Moore makes up for a limited Lizzy catalog (there is no way they could conceivable mark all the memorable musical moments in the group's varied career) and the still somber facts of Lynott's death (he passed from heart failure and pneumonia in 1986, at 36) by putting on the most personal of public performances. The song list includes tracks from his own solo work as well as all phases of Lizzy's life. They include:
• "Walking By Myself"—from the 1990 Gary Moore
solo album Still Got the Blues
At a little less than 100 minutes, A Tribute to Phil Lynott might seem slight. But once you hear Moore and his compatriots tear through the various numbers here, length becomes a non-issue. This is a sensational concert, the mix of material perfectly balanced between extended slow burn guitar workouts and seismic metal stomp. As each ex-member of Lizzy's former Fender brigade takes the stage, backed amiably by Downey and Jethro Tull bassist Jonathon Noyce, the connection between the material and the crowd becomes evident. Lynott really spoke to his Irish kinsman, the mix of modern musical signatures and more classical folksong sentiments bringing a unique and very effective sonic force to tunes. This is especially true of "Emerald" and "Black Rose." The sheer power in these offerings overshadows the basic blues stomp of "Walking by Myself" or even the wonderful "Whisky in the Jar."
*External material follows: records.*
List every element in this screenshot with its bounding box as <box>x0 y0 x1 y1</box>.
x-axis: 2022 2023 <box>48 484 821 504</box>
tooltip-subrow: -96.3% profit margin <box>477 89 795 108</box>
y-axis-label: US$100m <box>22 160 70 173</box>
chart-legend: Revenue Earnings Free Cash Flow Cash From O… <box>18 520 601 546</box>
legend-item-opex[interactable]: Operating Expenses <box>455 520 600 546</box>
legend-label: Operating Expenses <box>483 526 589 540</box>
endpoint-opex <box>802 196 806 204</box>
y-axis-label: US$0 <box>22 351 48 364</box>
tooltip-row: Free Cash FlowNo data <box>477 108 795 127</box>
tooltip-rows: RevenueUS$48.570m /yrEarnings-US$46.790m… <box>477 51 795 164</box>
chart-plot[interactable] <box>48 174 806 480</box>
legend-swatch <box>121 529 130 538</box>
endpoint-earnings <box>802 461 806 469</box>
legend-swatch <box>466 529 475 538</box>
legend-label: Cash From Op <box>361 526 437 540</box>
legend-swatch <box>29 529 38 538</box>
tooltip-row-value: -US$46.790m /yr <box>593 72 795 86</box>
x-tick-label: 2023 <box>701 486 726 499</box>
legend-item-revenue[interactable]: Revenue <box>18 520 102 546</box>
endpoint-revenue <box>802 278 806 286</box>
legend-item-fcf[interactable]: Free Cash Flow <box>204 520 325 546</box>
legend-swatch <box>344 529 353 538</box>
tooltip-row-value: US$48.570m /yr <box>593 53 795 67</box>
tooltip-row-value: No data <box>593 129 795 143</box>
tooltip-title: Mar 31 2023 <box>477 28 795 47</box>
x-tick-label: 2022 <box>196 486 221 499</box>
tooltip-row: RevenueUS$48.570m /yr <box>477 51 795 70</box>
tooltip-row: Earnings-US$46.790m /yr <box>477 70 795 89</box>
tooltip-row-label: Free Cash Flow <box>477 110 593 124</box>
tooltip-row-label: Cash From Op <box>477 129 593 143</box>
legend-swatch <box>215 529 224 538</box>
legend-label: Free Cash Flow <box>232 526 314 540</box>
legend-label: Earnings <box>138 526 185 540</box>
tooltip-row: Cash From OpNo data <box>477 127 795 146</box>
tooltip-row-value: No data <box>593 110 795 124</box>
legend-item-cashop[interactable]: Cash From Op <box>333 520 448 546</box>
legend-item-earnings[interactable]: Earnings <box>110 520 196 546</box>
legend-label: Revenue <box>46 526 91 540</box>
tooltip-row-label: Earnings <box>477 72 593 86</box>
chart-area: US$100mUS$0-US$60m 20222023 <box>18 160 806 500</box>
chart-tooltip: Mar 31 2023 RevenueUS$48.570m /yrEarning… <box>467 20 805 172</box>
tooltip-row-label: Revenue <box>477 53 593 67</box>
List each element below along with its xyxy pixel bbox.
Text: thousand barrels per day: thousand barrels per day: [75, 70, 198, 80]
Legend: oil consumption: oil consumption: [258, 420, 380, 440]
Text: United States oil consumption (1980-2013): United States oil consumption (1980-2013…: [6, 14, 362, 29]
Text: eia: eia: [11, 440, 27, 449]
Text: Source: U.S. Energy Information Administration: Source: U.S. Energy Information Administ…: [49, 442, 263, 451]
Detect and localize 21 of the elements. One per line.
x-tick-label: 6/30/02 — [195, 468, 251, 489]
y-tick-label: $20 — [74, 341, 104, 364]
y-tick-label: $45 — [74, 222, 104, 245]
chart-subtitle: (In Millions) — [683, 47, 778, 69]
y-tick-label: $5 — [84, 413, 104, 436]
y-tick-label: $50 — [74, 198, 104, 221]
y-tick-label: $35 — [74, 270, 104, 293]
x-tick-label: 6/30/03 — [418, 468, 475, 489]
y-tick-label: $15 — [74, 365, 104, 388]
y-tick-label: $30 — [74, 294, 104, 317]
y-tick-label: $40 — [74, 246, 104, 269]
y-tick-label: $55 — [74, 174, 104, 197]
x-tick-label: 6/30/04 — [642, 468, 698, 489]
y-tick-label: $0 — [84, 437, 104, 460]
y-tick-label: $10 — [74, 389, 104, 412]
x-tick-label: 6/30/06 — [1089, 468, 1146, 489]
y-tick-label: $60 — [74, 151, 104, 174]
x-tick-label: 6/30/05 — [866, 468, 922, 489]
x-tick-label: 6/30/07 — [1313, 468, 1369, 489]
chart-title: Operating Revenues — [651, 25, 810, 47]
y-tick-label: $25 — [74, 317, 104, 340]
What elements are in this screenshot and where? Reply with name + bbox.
Regarding the special guests, Gorham gets the most face time, appearing with Moore for almost half of the material. He's got the old school Lizzy looks down pat. Robertson seems a little burnt out, wearing those always hard rock years on his slightly haggard face. Still, the man can rock, and does so mightily. Bell arrives for "Whisky," and that's it. He seems pleased to be part of the celebration. By the end, Moore is covered in sweat, and with good reason. He carries this entire production on his aging, pudgy shoulders, delivering Lynott's signature melodies with the kind of gusto reserved for opera stars. He's simply amazing here, ripping into "Jailbreak" and "Cowboy Song" with giddy abandon. His guitar playing is nothing to sneeze at, either. Always recognized for his sensational solos, Moore uses the breaks in "Black Rose" to fill out traditional tunes like "Danny Boy" with amazing dexterity. Without him, this would be a decent dedication to a fallen legend. With Moore at the helm, this becomes an amazing live experience all its own.
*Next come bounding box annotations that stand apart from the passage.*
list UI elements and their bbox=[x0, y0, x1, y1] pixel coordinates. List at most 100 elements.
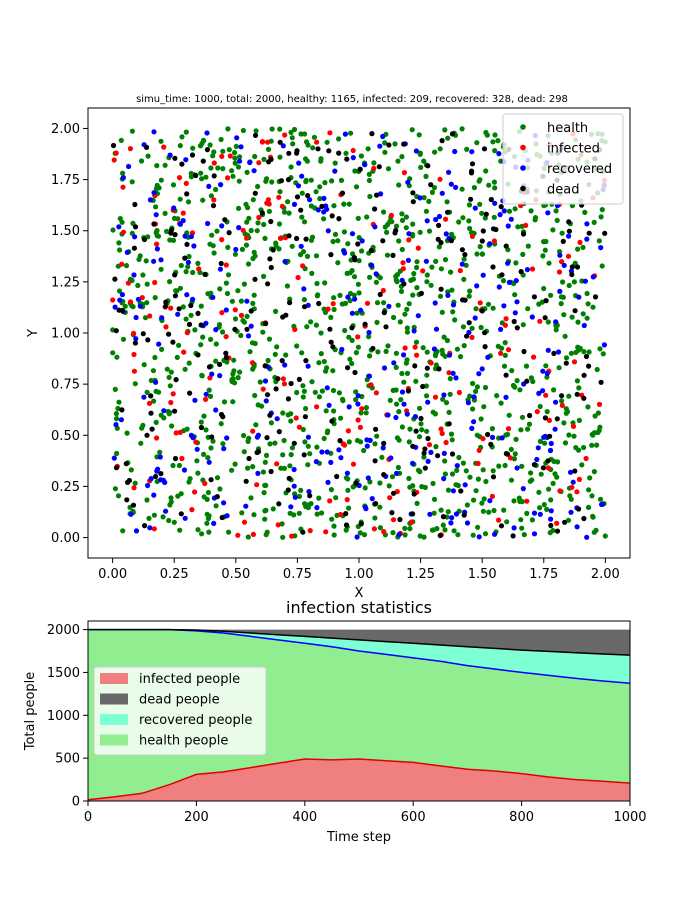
scatter-point-health bbox=[351, 274, 358, 280]
scatter-point-health bbox=[398, 397, 404, 403]
scatter-point-health bbox=[230, 371, 236, 377]
scatter-point-infected bbox=[469, 233, 475, 239]
scatter-point-dead bbox=[264, 435, 270, 441]
scatter-point-health bbox=[208, 165, 214, 171]
scatter-point-recovered bbox=[305, 434, 311, 440]
scatter-point-health bbox=[537, 403, 543, 410]
scatter-point-health bbox=[437, 146, 443, 152]
scatter-point-dead bbox=[296, 376, 302, 382]
scatter-point-recovered bbox=[590, 274, 596, 280]
scatter-point-recovered bbox=[553, 399, 559, 405]
scatter-point-health bbox=[278, 465, 284, 471]
scatter-point-health bbox=[280, 410, 286, 416]
scatter-point-dead bbox=[302, 414, 308, 420]
scatter-point-health bbox=[309, 270, 315, 276]
scatter-point-health bbox=[575, 319, 581, 325]
scatter-point-health bbox=[252, 153, 258, 160]
scatter-point-recovered bbox=[412, 414, 418, 420]
scatter-point-health bbox=[406, 475, 412, 482]
scatter-point-health bbox=[401, 379, 407, 385]
scatter-point-recovered bbox=[288, 504, 294, 510]
scatter-point-health bbox=[305, 462, 311, 468]
scatter-point-health bbox=[494, 393, 500, 399]
scatter-point-dead bbox=[377, 291, 383, 298]
scatter-point-health bbox=[214, 228, 220, 234]
scatter-point-health bbox=[180, 304, 186, 310]
scatter-point-health bbox=[112, 386, 118, 392]
scatter-point-health bbox=[581, 349, 587, 355]
scatter-point-health bbox=[255, 183, 261, 190]
scatter-point-infected bbox=[279, 203, 285, 209]
scatter-point-recovered bbox=[366, 329, 372, 336]
scatter-point-health bbox=[386, 483, 392, 489]
scatter-point-infected bbox=[337, 511, 344, 518]
scatter-point-infected bbox=[161, 144, 167, 150]
scatter-point-dead bbox=[226, 230, 232, 236]
scatter-point-dead bbox=[531, 294, 538, 300]
scatter-point-health bbox=[407, 426, 413, 432]
scatter-point-health bbox=[484, 132, 490, 138]
scatter-point-dead bbox=[581, 515, 587, 522]
scatter-point-health bbox=[441, 334, 447, 340]
scatter-point-health bbox=[356, 235, 362, 241]
scatter-point-recovered bbox=[206, 459, 212, 465]
scatter-point-dead bbox=[200, 158, 206, 164]
scatter-point-health bbox=[164, 366, 170, 372]
scatter-point-recovered bbox=[428, 449, 434, 455]
scatter-point-health bbox=[129, 277, 135, 284]
scatter-point-dead bbox=[286, 233, 292, 239]
scatter-point-infected bbox=[475, 460, 481, 467]
scatter-point-health bbox=[413, 378, 419, 384]
scatter-point-infected bbox=[498, 350, 504, 356]
scatter-point-health bbox=[470, 532, 476, 538]
scatter-point-recovered bbox=[319, 449, 325, 455]
scatter-point-infected bbox=[426, 442, 433, 448]
scatter-point-recovered bbox=[474, 283, 480, 289]
scatter-point-recovered bbox=[479, 366, 485, 372]
scatter-point-dead bbox=[339, 190, 346, 196]
scatter-point-infected bbox=[250, 428, 256, 434]
scatter-point-health bbox=[330, 238, 336, 245]
scatter-point-recovered bbox=[534, 456, 540, 463]
scatter-point-dead bbox=[521, 348, 527, 355]
scatter-point-recovered bbox=[487, 241, 493, 247]
scatter-point-dead bbox=[301, 452, 307, 458]
scatter-point-dead bbox=[563, 360, 569, 366]
scatter-point-dead bbox=[252, 132, 259, 138]
scatter-point-dead bbox=[510, 533, 516, 539]
scatter-point-recovered bbox=[453, 511, 460, 517]
area-x-tick-label: 600 bbox=[401, 810, 426, 825]
scatter-point-health bbox=[407, 484, 413, 490]
scatter-point-infected bbox=[131, 351, 137, 358]
scatter-point-health bbox=[231, 357, 237, 363]
scatter-point-infected bbox=[176, 175, 183, 181]
scatter-point-dead bbox=[140, 331, 146, 337]
scatter-point-health bbox=[207, 142, 213, 148]
scatter-point-health bbox=[170, 182, 177, 188]
scatter-point-health bbox=[298, 487, 304, 493]
scatter-point-recovered bbox=[425, 458, 431, 464]
scatter-point-recovered bbox=[520, 486, 526, 492]
scatter-point-health bbox=[307, 451, 313, 457]
scatter-y-tick-label: 0.25 bbox=[51, 480, 80, 495]
scatter-point-recovered bbox=[492, 531, 498, 537]
scatter-point-infected bbox=[314, 404, 320, 410]
scatter-point-health bbox=[385, 343, 391, 349]
scatter-point-health bbox=[144, 281, 150, 287]
scatter-point-infected bbox=[254, 482, 260, 488]
scatter-point-health bbox=[475, 476, 481, 482]
scatter-point-dead bbox=[480, 228, 486, 234]
scatter-point-recovered bbox=[599, 501, 606, 507]
scatter-point-infected bbox=[192, 489, 198, 495]
scatter-point-recovered bbox=[145, 482, 151, 489]
scatter-point-recovered bbox=[531, 531, 538, 537]
scatter-point-health bbox=[410, 276, 416, 282]
scatter-point-health bbox=[478, 416, 484, 422]
scatter-point-recovered bbox=[544, 370, 550, 377]
scatter-point-infected bbox=[225, 175, 231, 181]
scatter-point-dead bbox=[383, 324, 389, 330]
scatter-point-dead bbox=[499, 272, 505, 278]
area-x-tick-label: 800 bbox=[509, 810, 534, 825]
scatter-point-dead bbox=[554, 528, 561, 534]
scatter-point-recovered bbox=[561, 262, 567, 268]
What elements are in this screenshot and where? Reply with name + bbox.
As they usually do with their Blu-ray releases, Eagle Rock Entertainment does a magnificent job with the high definition tech specs—the most important one being aural reproduction. The DTS HD Master Audio is amazing, full bodied and totally immersive. The crowd is buried deep in the mix, so the live concert experience is somewhat underwhelming, but the overall attention to sonic detail, including the separation between guitars, is just great. There are also LPCM Stereo and Dolby Digital 5.1 mixes, but if you can, stick with the DTS. It is definitive. Visually, the concert suffers from directorial ADD. The 1080i widescreen image (1.78:1) is gorgeous, with an abundance of detail and a stunning sense of immediacy. The man behind the switches, however, can't keep from jump cutting between the players at increasingly irritating rates. Just as Moore is about to lay into a long lead line, the editing moves to Downey keeping a standard downbeat. Huh? We want to see the performances, not indirectly experience them through sloppy switches. Luckily, the sole bonus feature saves this situation. In a collection of interviews, Lynott is remembered by his mates, and it's very moving indeed.
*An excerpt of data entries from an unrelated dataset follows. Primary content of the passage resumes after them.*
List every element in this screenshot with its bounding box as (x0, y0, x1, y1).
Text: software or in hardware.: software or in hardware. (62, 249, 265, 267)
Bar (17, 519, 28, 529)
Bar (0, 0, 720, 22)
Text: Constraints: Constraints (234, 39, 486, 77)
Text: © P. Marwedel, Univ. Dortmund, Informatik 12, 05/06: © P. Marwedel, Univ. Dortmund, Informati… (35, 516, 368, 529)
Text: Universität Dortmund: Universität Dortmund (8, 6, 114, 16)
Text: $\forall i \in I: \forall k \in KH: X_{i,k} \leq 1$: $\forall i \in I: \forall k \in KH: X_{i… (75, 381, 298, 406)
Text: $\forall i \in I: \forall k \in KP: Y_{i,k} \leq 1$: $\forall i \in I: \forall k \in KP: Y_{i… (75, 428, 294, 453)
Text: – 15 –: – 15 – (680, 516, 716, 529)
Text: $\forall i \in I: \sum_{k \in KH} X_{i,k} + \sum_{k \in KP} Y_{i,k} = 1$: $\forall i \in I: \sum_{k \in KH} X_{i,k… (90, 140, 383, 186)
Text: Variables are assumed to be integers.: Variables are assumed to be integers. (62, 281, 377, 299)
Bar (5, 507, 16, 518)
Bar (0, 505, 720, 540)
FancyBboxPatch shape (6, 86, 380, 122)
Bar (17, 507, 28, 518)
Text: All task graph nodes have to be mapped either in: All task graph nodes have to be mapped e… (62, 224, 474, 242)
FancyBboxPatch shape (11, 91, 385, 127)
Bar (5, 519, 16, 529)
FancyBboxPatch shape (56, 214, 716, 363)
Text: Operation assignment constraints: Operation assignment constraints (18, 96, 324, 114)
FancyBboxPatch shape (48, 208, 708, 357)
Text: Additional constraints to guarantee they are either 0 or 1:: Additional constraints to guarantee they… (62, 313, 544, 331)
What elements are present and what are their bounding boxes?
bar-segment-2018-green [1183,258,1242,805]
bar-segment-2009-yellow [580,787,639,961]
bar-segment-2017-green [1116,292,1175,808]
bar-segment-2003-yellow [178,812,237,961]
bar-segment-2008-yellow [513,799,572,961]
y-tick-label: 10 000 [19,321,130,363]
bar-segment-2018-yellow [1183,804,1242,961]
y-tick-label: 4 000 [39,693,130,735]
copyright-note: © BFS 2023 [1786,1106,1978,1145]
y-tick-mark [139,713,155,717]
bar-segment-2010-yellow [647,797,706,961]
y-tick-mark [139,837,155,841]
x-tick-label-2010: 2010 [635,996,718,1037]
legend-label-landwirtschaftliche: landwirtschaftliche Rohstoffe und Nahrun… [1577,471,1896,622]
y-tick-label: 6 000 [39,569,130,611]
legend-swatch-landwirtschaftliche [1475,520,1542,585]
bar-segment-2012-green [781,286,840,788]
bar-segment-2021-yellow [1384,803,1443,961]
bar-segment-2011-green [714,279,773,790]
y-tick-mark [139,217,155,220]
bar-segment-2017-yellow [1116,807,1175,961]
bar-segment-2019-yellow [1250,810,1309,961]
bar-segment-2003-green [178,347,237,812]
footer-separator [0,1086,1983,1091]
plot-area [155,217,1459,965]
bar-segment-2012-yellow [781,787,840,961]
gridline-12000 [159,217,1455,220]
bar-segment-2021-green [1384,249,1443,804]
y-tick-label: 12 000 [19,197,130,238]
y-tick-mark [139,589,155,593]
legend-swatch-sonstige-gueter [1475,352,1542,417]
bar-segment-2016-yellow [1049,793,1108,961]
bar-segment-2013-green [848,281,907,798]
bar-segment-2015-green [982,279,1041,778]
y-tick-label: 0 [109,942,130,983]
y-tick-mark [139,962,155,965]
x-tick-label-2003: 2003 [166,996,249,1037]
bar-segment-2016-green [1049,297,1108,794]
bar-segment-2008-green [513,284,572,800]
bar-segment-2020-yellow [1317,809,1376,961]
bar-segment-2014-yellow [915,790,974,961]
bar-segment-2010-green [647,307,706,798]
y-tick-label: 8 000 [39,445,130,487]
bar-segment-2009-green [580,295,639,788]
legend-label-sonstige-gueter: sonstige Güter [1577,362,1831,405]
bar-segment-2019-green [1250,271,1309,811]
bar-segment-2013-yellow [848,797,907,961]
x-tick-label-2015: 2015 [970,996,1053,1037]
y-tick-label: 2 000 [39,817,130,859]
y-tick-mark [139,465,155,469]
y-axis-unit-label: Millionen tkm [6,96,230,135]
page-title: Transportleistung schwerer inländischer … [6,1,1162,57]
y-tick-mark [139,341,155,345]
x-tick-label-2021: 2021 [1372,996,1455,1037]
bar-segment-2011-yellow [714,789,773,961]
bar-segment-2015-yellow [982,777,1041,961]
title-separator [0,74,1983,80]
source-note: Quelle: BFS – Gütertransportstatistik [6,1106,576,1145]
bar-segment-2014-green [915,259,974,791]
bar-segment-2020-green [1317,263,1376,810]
To a teenager growing up in the '70s, Thin Lizzy was the oddball entry in every record collection. While FM radio ritualistically played "The Boys are Back in Town" and "Jailbreak" until they were rote, they represented only a minor part of Phil Lynott's rock and roll legacy. It's fitting that his hometown now houses a statue in his honor. For anyone unable to visit the place of his birth, this Gary Moore tribute is the next best thing. It provides all the aural context you need and delivers a damn fine concert in the process. Finally, an all-star celebration to a fallen figure that actually works—and works well.